After that first deal, King delayed putting too much effort into integrating Veracode into CA Technologies, choosing instead to keep focus on growing the business. The decision paid off.
Veracode’s time with its new parent company lasted about a year before Broadcom (NASDAQ: [[ticker:AVGO]]) reached a deal in July 2018 to buy CA Technologies for $18.9 billion and institute its own plans for the company.
“It was puzzling to a lot of people, including us,” King says, noting that the acquisition came right as she and her management team were preparing to finally take on integrating Veracode with CA Technologies. The question for King became “Who are we integrating with?”
With this next round of ownership changes, King says she again focused less on the ownership structures above her and more on what Veracode could control about the business.
“The approach was: OK, here’s another change. Every time changes like that happen it feels like the reaction can be ‘I lost a sense of agency. It’s not in my control,'” she says. “For me and the rest of our team, our goal was to retrieve a sense of agency for our employees and customers.”
Within a few months, King says she met with the leadership at Broadcom to see how Veracode would fit into the company.
“It was clear to them and us that we are a growth business and that the area we are in cybersecurity wasn’t the driving force behind Broadcom’s acquisition of CA Technologies. It makes sense for us to be spun out as an independent business. It helps that we were operating as a small company in CA.”
Private equity had long had its eye on Veracode, King says—firms felt they lost out on Veracode early in its growth. The company’s venture backers include .406 Ventures, Atlas Venture (the tech side of which later became Accomplice), StarVest Partners, Polaris Partners, Symantec, Meritech Capital Partners, and Wellington Management.
Then in January 2019, the situation changed again: Broadcom agreed to sell Veracode to Chicago-based private equity firm Thoma Bravo for $950 million.
King says the premium Thoma Bravo paid for Veracode over what CA Technologies shelled out less than two years prior is a testament to the company’s progress in CA and the market it is in. Thoma Bravo announced it raised a $12.6 billion fund in January and acquires companies in numerous technology sectors, including cybersecurity, such as its $2.6 billion buyout of Redwood City-based Imperva in October.
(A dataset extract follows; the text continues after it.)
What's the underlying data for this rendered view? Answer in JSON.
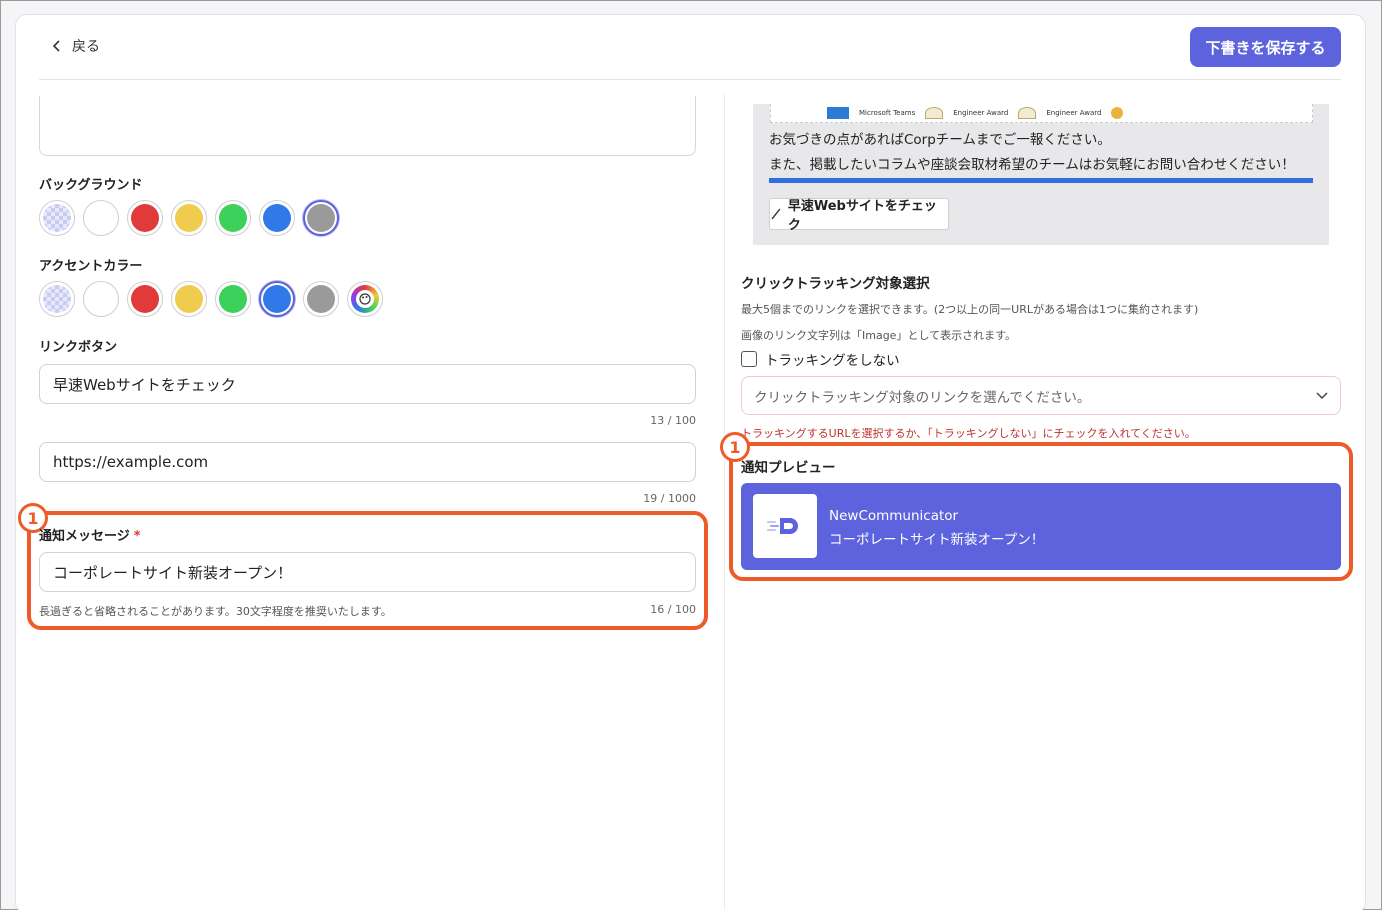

“They get this market. They get the fact that we are a growth-oriented company, and they get that we want to invest behind solutions,” King says.
After six months with Thoma Bravo, King says she expects Veracode’s growth to continue.
Thoma Bravo’s approach is to “buy a leader of a platform and help them consolidate the space. I fully expect we will continue organic growth, but that we also will have the opportunity for the right reasons and the right companies, to consolidate this space,” she says.
King says after the whirlwind of the past few years, there are no more big moves for Veracode on the horizon.
“We’ve been bought and sold three times in 18 months,” she says. “We already hold the record on that.”